The last gas stop was at Derek Roberts Esso in Waubaushene. Because of the way the pickup at the adjacent pump was parked (while the driver went inside), I had to climb over everything and out the passenger door. I was too old for that nonsense but we needed the fuel. Then we grabbed a ham & Swiss sandwich at the attached Subway before starting the final 150 miles.
Southbound traffic was pretty heavy. Our guess is that a lot of people in Cottage Country took Monday off to beat the Sunday rush.
There was one last stop at the new Tim's at the Magnetawan River where I used the outdoor facilities and got a final coffee. There was an older Caddie hearse there with two young ladies in it. They were heavily pierced and tatted, while the rear window told the world that this was the Bats In The Belfry Tour. I guess these were two of the bats.
The construction zone at the French River was marked at 70 KPH. I was doing 90 and still had a long line build up behind me.
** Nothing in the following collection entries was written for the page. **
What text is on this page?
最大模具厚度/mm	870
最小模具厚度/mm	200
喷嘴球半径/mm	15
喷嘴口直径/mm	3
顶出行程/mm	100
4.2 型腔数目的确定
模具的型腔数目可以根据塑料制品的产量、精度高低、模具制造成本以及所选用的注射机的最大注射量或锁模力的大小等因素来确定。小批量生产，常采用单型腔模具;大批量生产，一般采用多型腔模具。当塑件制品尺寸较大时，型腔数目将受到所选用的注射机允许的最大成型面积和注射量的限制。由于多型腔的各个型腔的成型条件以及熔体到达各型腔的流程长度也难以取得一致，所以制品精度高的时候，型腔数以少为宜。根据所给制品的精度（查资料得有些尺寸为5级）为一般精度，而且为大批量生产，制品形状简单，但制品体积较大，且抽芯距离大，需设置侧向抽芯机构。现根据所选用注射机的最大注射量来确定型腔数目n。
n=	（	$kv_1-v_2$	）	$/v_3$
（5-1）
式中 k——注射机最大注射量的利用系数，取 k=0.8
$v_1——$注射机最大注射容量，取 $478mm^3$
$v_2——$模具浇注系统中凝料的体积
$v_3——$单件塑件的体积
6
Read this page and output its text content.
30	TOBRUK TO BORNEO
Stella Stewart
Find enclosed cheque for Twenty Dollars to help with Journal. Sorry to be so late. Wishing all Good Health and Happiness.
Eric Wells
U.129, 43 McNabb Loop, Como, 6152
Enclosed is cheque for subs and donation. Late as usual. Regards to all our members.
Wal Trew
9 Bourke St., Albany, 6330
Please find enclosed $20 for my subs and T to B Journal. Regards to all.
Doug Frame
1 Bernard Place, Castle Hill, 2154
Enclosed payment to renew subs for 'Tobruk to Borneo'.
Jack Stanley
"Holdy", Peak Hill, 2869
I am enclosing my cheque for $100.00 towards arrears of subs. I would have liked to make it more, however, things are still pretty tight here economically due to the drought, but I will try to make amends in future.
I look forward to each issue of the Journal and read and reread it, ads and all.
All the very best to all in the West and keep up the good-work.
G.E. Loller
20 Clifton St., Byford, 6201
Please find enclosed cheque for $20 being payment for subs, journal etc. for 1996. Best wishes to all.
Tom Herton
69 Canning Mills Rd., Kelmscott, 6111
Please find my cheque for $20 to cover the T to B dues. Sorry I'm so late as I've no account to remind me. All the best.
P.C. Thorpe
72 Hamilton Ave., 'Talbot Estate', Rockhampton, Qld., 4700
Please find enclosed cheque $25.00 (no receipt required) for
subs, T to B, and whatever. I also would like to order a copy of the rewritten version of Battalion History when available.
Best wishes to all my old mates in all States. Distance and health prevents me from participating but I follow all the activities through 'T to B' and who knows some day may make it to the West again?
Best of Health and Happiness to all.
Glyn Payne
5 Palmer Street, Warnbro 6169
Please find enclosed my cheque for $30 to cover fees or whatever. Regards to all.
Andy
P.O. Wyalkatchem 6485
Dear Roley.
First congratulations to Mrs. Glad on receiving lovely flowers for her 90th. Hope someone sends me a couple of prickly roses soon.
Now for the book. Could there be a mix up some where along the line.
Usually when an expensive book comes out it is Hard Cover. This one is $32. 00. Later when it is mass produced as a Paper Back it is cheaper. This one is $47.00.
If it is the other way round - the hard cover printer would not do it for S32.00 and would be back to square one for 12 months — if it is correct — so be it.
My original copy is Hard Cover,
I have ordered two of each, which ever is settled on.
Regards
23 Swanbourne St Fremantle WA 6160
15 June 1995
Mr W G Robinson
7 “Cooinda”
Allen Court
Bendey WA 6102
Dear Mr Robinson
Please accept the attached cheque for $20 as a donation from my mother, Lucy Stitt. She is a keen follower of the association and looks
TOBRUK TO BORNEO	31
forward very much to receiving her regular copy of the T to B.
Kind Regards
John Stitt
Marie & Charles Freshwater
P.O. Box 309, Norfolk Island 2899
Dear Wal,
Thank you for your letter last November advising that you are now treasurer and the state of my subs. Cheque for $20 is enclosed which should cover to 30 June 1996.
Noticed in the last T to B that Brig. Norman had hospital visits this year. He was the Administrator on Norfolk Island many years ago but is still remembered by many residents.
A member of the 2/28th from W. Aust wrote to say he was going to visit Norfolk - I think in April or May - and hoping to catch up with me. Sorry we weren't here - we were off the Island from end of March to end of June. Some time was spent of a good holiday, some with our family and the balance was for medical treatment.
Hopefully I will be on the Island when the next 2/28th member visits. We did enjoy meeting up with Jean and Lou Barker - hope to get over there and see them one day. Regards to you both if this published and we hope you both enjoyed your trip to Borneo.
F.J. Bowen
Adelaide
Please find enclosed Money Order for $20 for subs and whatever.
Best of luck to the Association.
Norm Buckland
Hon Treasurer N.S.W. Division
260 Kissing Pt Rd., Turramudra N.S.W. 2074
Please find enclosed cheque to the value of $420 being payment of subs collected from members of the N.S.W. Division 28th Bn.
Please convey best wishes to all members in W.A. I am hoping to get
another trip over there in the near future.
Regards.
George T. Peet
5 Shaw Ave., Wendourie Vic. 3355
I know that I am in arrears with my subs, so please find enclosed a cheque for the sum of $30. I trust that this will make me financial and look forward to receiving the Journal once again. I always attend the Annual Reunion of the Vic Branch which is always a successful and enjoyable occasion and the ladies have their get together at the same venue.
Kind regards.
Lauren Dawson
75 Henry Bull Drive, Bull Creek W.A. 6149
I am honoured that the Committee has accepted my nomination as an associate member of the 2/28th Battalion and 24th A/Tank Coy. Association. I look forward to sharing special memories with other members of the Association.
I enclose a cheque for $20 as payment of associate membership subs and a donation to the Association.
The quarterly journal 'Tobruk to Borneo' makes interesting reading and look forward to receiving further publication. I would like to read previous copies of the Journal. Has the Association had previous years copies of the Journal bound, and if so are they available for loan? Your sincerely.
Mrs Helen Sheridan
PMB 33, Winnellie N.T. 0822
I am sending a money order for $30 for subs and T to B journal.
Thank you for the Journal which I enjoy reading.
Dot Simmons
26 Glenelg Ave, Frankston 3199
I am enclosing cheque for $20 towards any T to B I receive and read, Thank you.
Luckily, the four lane started just after this.
The temperature was 84 F in Sudbury as we arrived home just after 6:00 PM. Unloading would have gone more smoothly if I had not left the bike key in the Accessory position when I got the mileage after fueling it in Erwin, Tennessee. The booster pack got it going and then I left it on the smart charger.
Unloading was complete by 6:30 PM.
It was a good trip. I didn't get as much riding done as I wanted because I let the flat tire distract me, but it was good to see folks again. We'll see some of them again in Arkansas next month.
I need to thank Zeke for putting us onto audio books. Some folks are music oriented while others prefer words. I am of the latter persuasion. We listened to The Woman Who Smashed Codes, the true story of Elizebeth Smith Friedman and her husband William. They were key players in cryptography from World War I through the Cold War and contributed to the founding of the NSA. Ms. Friedman did her work before and during WW II for the US Coast Guard. Some of her key work was co-opted by J. Edgar Hoover and presented falsely as FBI analyses. When that story was done, we listened to The End of Eternity by Isaac Asimov (although Sandy was not as interested as I was in this 1955 time travel tale).